İçimizde bir ses bir gülümseme değilse nedir hayat? Karanlık bir dehliz mi kör
bir kuyu mu? Bize durmadan armağanlar sunan verdiğim armağanları dağıtın diyen
değil midir? Bitkin bırakan bir yol arkadaşı mı, yol mu?

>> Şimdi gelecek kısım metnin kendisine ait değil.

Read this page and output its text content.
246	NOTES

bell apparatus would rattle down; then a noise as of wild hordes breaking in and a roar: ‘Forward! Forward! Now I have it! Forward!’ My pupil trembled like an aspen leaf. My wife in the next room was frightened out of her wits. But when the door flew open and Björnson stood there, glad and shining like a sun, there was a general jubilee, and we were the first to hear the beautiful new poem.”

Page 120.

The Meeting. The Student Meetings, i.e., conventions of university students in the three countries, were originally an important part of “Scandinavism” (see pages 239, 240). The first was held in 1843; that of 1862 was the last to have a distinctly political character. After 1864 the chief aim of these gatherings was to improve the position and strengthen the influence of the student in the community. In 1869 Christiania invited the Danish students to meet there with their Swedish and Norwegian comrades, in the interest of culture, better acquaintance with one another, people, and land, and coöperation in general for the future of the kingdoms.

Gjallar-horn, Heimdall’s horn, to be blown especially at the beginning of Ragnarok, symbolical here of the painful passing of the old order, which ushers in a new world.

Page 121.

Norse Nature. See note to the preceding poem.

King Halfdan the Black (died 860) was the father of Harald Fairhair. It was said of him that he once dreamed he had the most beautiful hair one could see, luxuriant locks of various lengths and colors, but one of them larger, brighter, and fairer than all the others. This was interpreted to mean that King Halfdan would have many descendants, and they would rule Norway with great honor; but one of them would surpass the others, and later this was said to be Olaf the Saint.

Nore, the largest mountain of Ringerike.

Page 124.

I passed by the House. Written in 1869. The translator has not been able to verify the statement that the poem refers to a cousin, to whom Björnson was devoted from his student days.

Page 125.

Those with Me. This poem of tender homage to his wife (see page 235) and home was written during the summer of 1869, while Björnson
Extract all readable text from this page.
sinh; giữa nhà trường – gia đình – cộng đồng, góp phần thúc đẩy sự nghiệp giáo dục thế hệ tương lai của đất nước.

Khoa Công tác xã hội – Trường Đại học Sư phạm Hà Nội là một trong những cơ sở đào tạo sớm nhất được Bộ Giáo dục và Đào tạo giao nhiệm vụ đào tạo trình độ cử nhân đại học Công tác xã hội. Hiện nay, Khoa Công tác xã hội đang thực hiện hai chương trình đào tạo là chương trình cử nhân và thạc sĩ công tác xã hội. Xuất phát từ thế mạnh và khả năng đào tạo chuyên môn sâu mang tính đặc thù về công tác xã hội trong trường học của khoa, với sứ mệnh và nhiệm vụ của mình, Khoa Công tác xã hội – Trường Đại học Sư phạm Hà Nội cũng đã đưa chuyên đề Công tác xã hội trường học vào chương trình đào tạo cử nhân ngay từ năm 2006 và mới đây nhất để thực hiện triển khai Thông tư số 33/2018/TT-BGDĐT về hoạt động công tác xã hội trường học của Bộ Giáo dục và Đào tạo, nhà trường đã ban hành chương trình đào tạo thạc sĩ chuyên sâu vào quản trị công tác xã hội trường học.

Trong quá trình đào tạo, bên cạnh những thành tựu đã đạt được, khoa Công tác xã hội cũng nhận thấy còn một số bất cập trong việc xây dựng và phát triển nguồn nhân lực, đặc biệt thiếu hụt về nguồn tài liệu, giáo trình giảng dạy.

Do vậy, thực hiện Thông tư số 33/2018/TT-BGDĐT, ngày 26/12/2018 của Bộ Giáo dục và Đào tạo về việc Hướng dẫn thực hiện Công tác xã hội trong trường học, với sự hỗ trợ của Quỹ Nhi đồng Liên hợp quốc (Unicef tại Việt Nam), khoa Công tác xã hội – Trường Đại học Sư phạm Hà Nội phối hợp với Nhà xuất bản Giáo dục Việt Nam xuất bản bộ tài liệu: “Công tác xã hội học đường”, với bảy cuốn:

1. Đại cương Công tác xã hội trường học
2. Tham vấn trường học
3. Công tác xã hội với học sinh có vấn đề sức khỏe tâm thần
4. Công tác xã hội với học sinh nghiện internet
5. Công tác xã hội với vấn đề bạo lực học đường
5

Hayattan cesaret alarak, cevabını bulmamız çok kolay olan
sorular cevabı ile hayatın içinde saklı, gönül eliyle kapısını çalarak tüm
kapalı pencerelerimizi hayata açarak, içeriye girmemiz yeterli zaten… Oysa
hayatın verdiği armağanları kendimize saklayarak, bir zafer kazanmış kahraman
gibi haykırmak, daha sonrasında yenilgiyi yaşadığımızı anlamak mıdır hayat? Evet,
bu şekilde anlıyorsak evet binlerce kez evettir bu sorunun cevabı. Cesaret
hayattan destek alarak insanları uçurumun kenarına getirerek aşağıya atarak, hayat
böyle istedi demek hiç değildir!
Merhameti ile bizi saran hayat derin bir uçurum olabilir,
ama bildiğimiz uçurumlardan değil, içine girdikçe düştükçe kendini kollarına
bırakınca saran koruyan, içine düştükçe yolu bitmeyen bir uçurum ama etrafı
dibi pamuktan döşenmiş yataklarla döşenmiş yumuşacık bir uçurum lakin
parçalamayan, parçalanmışları saran tamamlayan toplayan bir uçurum… Biraz derdi
kederi ile bizi sıkan ama çelikten zırhı sabırla giymemizi isteyen değil midir
hayat? Şimdi diyeceksiniz ki hani yumuşacık pamuktan döşenmiş yataklar, her
gece yatabiliyorsan sabahına kalkabiliyorsan bir lokma aşını rahat
yiyebiliyorsan daha ne olsun? Onca malı mülkü zenginliği olanlar gece rahat
yatabiliyor mu? Kasasında eksilmesin parası diye saatlerce hesap yaparken bir
lokma aşını rahat huzurla yiyemez iken… Kazancına kazanç katmak kasada saklamak
için çalışarak hayattan zevk almayanların mutsuzlukları gazete manşetlerine
taşınırken okumayanınız yoktur, ya intihar ya depresyon ya aşırı şımarıklıkla
her şeyi yapabilirim saçmalığıyla kendini her geçidin altında geçeceğini
sanarak hayat ile alay ederken aklını yitirenler mutsuzlukla hayattan zevk
alamayanları düşün…
Hayata ya ben ya sen deme lüksümüz hiç yoktur, böyle bir
lüksümüz olduğunu sananlar kaybedenlerin başında gelirken sonu hüsran ıstırap
sonsuz bir azaptır… Hayat önümüzde sağımızda solumuzda uzanan bir sokak bir dönemeç,
sarılmayı bekleyenleri sarmamızı görmek isteyen yaşam şeklidir ki, Âlemlerin
Rabbi bize bunun için hayatı vermiştir, vesselam.